I’m using the api to extract images from a pdf file, but nothing is extracted. But I use aspose.words to convert this pdf to markdown and there are image files in the md file, this is because of what. And, the image obtained after converting to md is not consistent with what is seen in the pdf, the background color becomes black, causing the image recognition to fail.
extract code
file_path = '7cdbfd2e-5893-43f1-a892-4eff48069881.pdf'
document = ap.Document(file_path)
img_dmc_ids = []
for pdfPage in document.pages:
image_list = pdfPage.resources.images
img_base_path = file_path[:file_path.rfind('.pdf')]
img_base_path = f"{img_base_path}_output"
if not os.path.exists(img_base_path):
os.makedirs(img_base_path)
for image in image_list:
# print(image)
try:
image_format = str(image.grayscaled.raw_format).lower()
except:
image_format = "png"
image_name = str(uuid.uuid4()) + '.' + image_format
image_path = image_name
outputImage = io.FileIO(image_path, "w")
# Save output image
image.save(outputImage)
outputImage.close()
convert code
document = aw.Document(source_file)
save_options = aw.saving.MarkdownSaveOptions()

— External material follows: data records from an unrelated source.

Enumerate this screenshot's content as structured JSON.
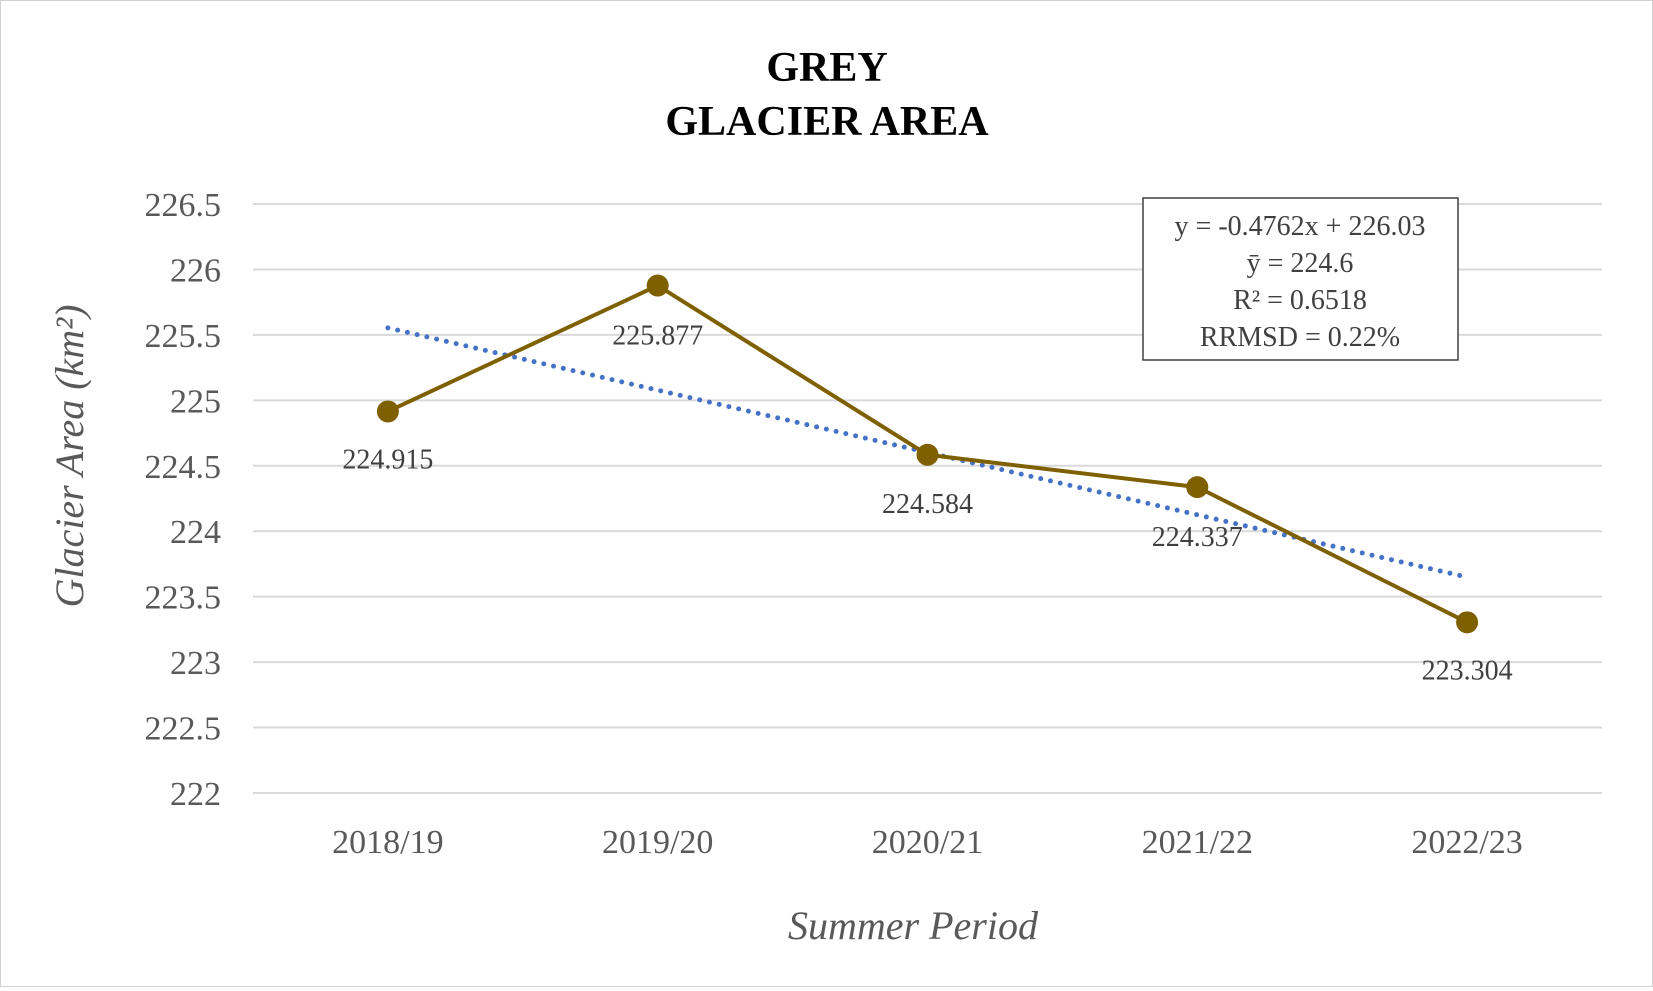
{
  "chart_data": {
    "type": "line",
    "title_lines": [
      "GREY",
      "GLACIER AREA"
    ],
    "xlabel": "Summer Period",
    "ylabel": "Glacier Area (km²)",
    "categories": [
      "2018/19",
      "2019/20",
      "2020/21",
      "2021/22",
      "2022/23"
    ],
    "series": [
      {
        "values": [
          224.915,
          225.877,
          224.584,
          224.337,
          223.304
        ],
        "data_labels": [
          "224.915",
          "225.877",
          "224.584",
          "224.337",
          "223.304"
        ],
        "color": "#7F6000"
      }
    ],
    "trendline": {
      "type": "linear",
      "slope": -0.4762,
      "intercept": 226.03,
      "color": "#4472C4",
      "style": "dotted"
    },
    "stats_box": {
      "lines": [
        "y = -0.4762x + 226.03",
        "ȳ  = 224.6",
        "R² = 0.6518",
        "RRMSD = 0.22%"
      ],
      "placement": "top-right"
    },
    "y_ticks": [
      "222",
      "222.5",
      "223",
      "223.5",
      "224",
      "224.5",
      "225",
      "225.5",
      "226",
      "226.5"
    ],
    "ylim": [
      222,
      226.5
    ],
    "y_step": 0.5,
    "grid": true,
    "gridline_color": "#d9d9d9",
    "legend": "none"
  }
}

save_options.image_resolution = 300
document.save(f"{result}.md", save_options)
7cdbfd2e-5893-43f1-a892-4eff48069881_page1.pdf (163.5 KB)
@David_Matin
It seems you are experiencing issues with extracting images from a PDF file using Aspose.Words, and you have also noted inconsistencies with the images when converting the PDF to Markdown. Here are some insights that may help you resolve these issues:
-
Image Extraction: The code you provided attempts to extract images from the PDF by accessing the resources of each page. However, if no images are being extracted, it could be due to the way the images are embedded in the PDF. Some images may not be directly accessible as resources, or they may be embedded in a way that requires different handling.
-
Image Format Handling: In your extraction code, you are trying to determine the image format using image.grayscaled.raw_format
. If this fails, you default to PNG. Ensure that the images in the PDF are indeed in a format that can be processed. You might want to check if the images are in a supported format or if they are being processed correctly.
-
Markdown Conversion: When converting the PDF to Markdown, the images may be processed differently, which could lead to discrepancies in appearance (like background color changes). This can happen if the conversion process applies different rendering settings or if the images are altered during the conversion.
-
Image Background Color: If the background color of the images changes to black during conversion, it may be due to the color space settings or rendering options used during the conversion process. You can try adjusting the image color space settings in the PdfSaveOptions
when saving the document to see if that resolves the issue.
-
Debugging Steps:
- Verify the image extraction logic by checking if the images are indeed present in the PDF using a PDF viewer.
- Experiment with different image formats and extraction methods.
- Review the conversion settings used for Markdown to ensure they align with your expectations for image rendering.
If you continue to face issues, consider providing more details about the specific types of images in the PDF and any error messages you encounter. This information can help in diagnosing the problem more effectively.
Feel free to reach out if you need further assistance!
@David_Matin As I can see you are using Aspose.PDF for image extraction, so I would suggest to report this problem in Aspose.PDF forum.
https://forum.aspose.com/c/pdf/10
You are using Aspose.Words for conversion from PDF to MD. You can use Aspose.Words to extract images from your document:
doc = aw.Document("C:\\Temp\\in.pdf")
i = 0
for s in doc.get_child_nodes(aw.NodeType.SHAPE, True) :
s = s.as_shape()
if s.has_image :
s.image_data.save("C:\\Temp\\image_" + str(i) + aw.FileFormatUtil.image_type_to_extension(s.image_data.image_type))
i = i + 1
@alexey.noskov Why I extracted the picture is so, and in the pdf looks different
@David_Matin Could you please elaborate what you mean? As i can see the image is extracted as is from PDF.
@alexey.noskov
image.jpg (71.2 KB)
This picture, the thumbnail is white background, but after zooming in is a black background, the pdf is seen in the white background
@David_Matin The extracted image actually has transparent background.